Reduced the test case even further, a program that works on the 3 B+ but stalls on the Zero (although a lot of information is lost compared to the above branch, so I've seperated it into qpuminimal). It also includes a switch to emulated buffers again, so that it can be verified that the program works fine on emulated VCSM buffers, but stalls on camera buffers, even with the camera running alongside it.
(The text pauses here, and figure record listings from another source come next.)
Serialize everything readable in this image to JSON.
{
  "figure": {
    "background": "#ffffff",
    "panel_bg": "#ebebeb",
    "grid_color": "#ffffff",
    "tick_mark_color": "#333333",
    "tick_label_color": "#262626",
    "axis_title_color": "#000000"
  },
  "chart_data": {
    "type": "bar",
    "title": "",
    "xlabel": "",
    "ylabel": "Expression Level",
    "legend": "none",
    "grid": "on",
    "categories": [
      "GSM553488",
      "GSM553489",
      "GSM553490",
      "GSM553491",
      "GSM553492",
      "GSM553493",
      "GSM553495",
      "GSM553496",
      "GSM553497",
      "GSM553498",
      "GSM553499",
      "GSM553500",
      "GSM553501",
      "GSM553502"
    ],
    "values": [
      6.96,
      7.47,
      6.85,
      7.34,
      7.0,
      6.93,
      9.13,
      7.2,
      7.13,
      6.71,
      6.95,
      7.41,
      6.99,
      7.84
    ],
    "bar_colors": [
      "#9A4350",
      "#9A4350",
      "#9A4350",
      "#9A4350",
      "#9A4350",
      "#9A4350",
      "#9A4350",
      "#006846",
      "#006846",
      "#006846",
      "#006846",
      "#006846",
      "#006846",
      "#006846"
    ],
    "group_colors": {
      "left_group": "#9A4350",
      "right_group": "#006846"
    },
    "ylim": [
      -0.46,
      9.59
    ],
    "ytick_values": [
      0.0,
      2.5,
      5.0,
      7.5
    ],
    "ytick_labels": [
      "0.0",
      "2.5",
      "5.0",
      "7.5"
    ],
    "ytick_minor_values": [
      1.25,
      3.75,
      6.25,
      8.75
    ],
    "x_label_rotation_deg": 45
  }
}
Minimal main.cpp Minimal qpu_tmu_read.asm that only reads a block of memory using the TMU.

Seneral commented 3 years ago

For completeness sake, I currently circumvent this bug in my use case by first copying the camera buffer to a custom VCSM buffer before processing with the TMU. The copying process is done by using the VPM DMA Write and Read, which doesn't have any problem accessing the camera frame buffers. Unfortunately this nearly doubles the frametimes on the QPU. But for the actual algorithm the IO (TMU+VDW) and computation was well balanced, the QPU was never starved of input (no stalls) but the IO capacity of the TMUs was pretty much exhausted. Redesigning it with VDR as input would reduce the total frametime by making the workaround unnecessary, but it would be slower than the TMU+VDW alone, so I still have interest in fixing this issue.

Seneral commented 2 years ago

So I have finally circumvented this bug within a couple hours with an idea I had for months but only got around to implement now. I switched from MMAL to a V4L2 backend due to OV9281 drivers, so I only implemented this for V4L2, but supplying the VCSM buffers myself by allocating with vcsm_malloc, then getting the DMAFD using vcsm_export_dmabuf, and supplying that to the V4L2_MEMORY_DMABUF buffers during queueing. Will update the repo after I'm done with the main project.